‘By day, I’m an honours student at Jefferson Academy. At night, I turn into the Nubian goddess most people know as Emerald.’ The speaker of the novel’s opening lines is seventeen-year-old Kiera Johnson. She and her sister Steph are the only two Black girls at the Academy in Bellevue, Washington State. Kiera and her long-term boyfriend, Malcolm, transferred to Jefferson from Belmont, where 50% of the students were Black. Malcolm’s transfer was not voluntary – his lip still carries the scar from the fight that got him expelled from Belmont. Kiera’s doing well academically, has several college offers already and she and Malcolm plan to share a life in Atlanta during their college years, though they expect to enrol at different universities. Her Nubian night-time persona inhabits the hugely successful VR gaming world of SLAY, with half-a-million account holders worldwide. Even Steph, her parents, and her best friend Harper don’t know that for three years Kiera has been developing Emerald’s universe in partnership with ‘Cicada’, who lives in Paris. Kiera doesn’t know Cicada’s real life name – the two have never met outside SLAY.
At the core of Brittney Morris’s novel, driving the story, there is a dilemma. SLAY is designed to be exclusively for Black gamers. When Kiera speaks within the game as Emerald, she says, “We are here first and foremost to celebrate Black excellence in all its forms, from all parts of the globe.” That’s the principle on which Kiera developed SLAY; the game is for Black players only. No Whites allowed, and herein lies the conflict and, maybe, the catastrophe which challenges the game and Kiera herself. SLAY hits the international media when a teenager is murdered in Kansas City over an argument (concerning SLAY’s trading currency) arising within the game. Suddenly the media is all over Kiera’s project.
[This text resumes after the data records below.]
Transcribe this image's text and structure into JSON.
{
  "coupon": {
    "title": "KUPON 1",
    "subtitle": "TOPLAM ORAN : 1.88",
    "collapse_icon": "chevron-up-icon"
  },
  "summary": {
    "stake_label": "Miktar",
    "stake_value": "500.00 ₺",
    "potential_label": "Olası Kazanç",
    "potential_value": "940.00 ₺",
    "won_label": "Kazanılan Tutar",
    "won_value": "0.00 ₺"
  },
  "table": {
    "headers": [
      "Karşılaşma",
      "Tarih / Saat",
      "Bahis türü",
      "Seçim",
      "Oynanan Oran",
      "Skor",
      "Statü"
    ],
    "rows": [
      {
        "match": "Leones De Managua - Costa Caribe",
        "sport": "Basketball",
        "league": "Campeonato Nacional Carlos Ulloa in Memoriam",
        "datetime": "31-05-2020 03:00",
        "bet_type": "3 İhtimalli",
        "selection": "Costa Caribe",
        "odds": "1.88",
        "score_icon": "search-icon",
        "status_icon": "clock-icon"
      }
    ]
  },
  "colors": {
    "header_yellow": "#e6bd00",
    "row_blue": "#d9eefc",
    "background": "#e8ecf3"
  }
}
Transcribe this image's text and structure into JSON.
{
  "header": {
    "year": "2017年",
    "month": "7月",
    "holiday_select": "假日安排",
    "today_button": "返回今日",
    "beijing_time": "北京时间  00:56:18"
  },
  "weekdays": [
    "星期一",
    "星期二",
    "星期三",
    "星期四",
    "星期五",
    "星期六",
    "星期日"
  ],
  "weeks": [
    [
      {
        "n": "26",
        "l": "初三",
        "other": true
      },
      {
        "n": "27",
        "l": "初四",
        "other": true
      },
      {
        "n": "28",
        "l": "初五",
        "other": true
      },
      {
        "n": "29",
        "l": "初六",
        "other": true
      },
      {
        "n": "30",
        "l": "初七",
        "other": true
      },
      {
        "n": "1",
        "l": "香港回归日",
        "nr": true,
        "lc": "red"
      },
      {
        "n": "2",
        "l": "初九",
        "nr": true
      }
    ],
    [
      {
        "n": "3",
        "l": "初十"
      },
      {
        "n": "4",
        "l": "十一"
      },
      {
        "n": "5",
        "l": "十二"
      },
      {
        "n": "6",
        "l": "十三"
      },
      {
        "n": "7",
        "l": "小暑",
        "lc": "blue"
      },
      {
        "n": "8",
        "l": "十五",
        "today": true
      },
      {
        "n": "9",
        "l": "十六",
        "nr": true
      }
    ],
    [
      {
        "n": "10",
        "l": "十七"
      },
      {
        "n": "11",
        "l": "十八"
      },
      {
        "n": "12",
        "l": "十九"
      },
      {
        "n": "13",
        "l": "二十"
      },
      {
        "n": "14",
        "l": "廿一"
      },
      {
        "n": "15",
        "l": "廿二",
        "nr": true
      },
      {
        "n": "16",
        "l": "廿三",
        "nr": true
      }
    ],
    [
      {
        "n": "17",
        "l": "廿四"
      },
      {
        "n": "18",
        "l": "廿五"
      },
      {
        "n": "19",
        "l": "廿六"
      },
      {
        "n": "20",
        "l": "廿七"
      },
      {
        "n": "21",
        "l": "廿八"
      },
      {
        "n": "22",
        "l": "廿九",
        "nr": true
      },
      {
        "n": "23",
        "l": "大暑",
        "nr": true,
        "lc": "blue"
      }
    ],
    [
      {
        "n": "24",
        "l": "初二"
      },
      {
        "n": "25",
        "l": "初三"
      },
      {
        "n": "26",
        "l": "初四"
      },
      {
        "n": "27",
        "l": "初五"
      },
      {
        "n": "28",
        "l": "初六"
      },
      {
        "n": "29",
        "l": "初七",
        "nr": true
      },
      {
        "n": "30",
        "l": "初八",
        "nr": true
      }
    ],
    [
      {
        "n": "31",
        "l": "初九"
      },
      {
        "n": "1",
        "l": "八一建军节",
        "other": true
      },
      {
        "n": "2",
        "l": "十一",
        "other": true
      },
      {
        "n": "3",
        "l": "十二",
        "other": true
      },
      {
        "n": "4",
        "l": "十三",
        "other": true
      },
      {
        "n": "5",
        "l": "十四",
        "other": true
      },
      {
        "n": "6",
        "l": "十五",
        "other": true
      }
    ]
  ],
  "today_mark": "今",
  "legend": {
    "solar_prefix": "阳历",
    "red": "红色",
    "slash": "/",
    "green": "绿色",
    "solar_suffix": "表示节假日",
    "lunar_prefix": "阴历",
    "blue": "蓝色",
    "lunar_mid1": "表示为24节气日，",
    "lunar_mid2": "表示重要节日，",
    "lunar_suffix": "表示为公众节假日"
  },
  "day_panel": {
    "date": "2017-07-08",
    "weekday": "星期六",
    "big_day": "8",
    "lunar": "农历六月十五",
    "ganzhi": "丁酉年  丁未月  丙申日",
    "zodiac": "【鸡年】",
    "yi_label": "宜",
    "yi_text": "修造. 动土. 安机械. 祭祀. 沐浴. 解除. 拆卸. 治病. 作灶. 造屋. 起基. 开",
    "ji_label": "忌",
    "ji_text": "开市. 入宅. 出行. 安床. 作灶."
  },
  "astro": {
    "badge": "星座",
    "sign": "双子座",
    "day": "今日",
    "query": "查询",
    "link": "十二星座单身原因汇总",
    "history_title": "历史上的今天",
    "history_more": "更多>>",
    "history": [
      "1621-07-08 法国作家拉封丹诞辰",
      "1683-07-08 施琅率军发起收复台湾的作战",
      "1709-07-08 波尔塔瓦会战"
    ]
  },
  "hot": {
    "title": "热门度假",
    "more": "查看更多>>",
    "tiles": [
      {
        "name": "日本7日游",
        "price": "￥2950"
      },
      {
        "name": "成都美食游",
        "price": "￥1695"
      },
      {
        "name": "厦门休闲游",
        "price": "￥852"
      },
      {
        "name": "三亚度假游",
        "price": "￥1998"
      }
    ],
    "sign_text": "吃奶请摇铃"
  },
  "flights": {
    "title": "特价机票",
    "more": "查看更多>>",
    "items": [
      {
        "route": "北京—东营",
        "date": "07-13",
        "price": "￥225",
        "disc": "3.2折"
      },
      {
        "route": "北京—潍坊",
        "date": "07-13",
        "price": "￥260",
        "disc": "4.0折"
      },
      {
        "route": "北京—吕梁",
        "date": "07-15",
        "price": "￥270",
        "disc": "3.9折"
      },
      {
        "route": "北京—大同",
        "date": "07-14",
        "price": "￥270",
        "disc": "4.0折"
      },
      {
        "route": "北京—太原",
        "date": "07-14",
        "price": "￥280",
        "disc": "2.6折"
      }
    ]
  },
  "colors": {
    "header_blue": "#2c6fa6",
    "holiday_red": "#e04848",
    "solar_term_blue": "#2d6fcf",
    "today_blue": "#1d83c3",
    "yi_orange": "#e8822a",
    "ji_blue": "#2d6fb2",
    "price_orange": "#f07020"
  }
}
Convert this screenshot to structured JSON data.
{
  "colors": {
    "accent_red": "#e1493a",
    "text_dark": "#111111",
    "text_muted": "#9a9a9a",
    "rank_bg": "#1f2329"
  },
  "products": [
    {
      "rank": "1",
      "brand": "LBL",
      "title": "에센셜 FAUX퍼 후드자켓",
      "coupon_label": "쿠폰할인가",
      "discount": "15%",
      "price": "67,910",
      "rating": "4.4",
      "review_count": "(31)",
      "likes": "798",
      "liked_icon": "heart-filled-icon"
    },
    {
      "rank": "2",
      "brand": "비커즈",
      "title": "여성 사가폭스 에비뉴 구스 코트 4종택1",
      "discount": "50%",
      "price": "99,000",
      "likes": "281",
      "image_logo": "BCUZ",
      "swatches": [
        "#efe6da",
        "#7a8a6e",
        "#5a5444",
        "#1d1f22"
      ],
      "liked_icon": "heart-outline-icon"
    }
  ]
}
Ethics Professors are invited onto TV chat shows to talk about whether excluding Whites is racist and, as the murder may demonstrate, dangerously discriminatory. Both of Kiera’s worlds explode into controversy and publicity. Before long, she is personally under threat from a troll.
I need here to step away from any attempt to reflect the narrative closely. The story is very tightly plotted – argued, even; which is remarkable in that Hodder’s blurb tells us that Morris wrote this 318 page book in eleven days. I couldn’t do the storyline justice in this reviewing space. In fact, I began to wonder, can I do the novel justice at all? You could say that implied readers of SLAY need to be sensitive to nuanced discussion of contemporary Afro-American matters – particularly in the experience of young people. Also, readers would surely take more from the text if they are familiar with VR Gaming, though a novice (such as myself) can learn something from the blow-by-blow accounts of duels in the SLAY world, where duelling is the main purpose of playing.
My own reviewing position here seems problematic, at least to me. Since the 1970s, many teachers and others interested in literature for young readers thought increasingly in terms of ‘what a reader brings to a book’ interplaying with what a book offers to a reader. (Subsequently, the National Curriculum, with its inappropriate need to measure and assess responses to literature, inhibited such an awareness when teaching literature.) Here, what I bring to this novel includes areas of ignorance, which do not limit my interest, but do raise concerns about fairness to the author in reaching any detailed evaluation of it. The questions SLAY raises are complex and difficult to resolve; and – to be just a little evaluative – embodied in an unconventional and arresting narrative. One aspect of the novel may serve as an example: for me, some of the duelling sequences were overlong – too detailed; perhaps we are used to the graphic speed of the visual in handling such action. Yet, as soon as I write that, I am unsure that I have a sense of how young readers used to gaming would judge those duels.
In this instance, the five stars at the head of this review are meant to indicate a strong recommendation that readers should try this unusual and passionate book. For its own sake – and also as a novel which (as far as I know) will take UK readers into areas they are unused to finding in print.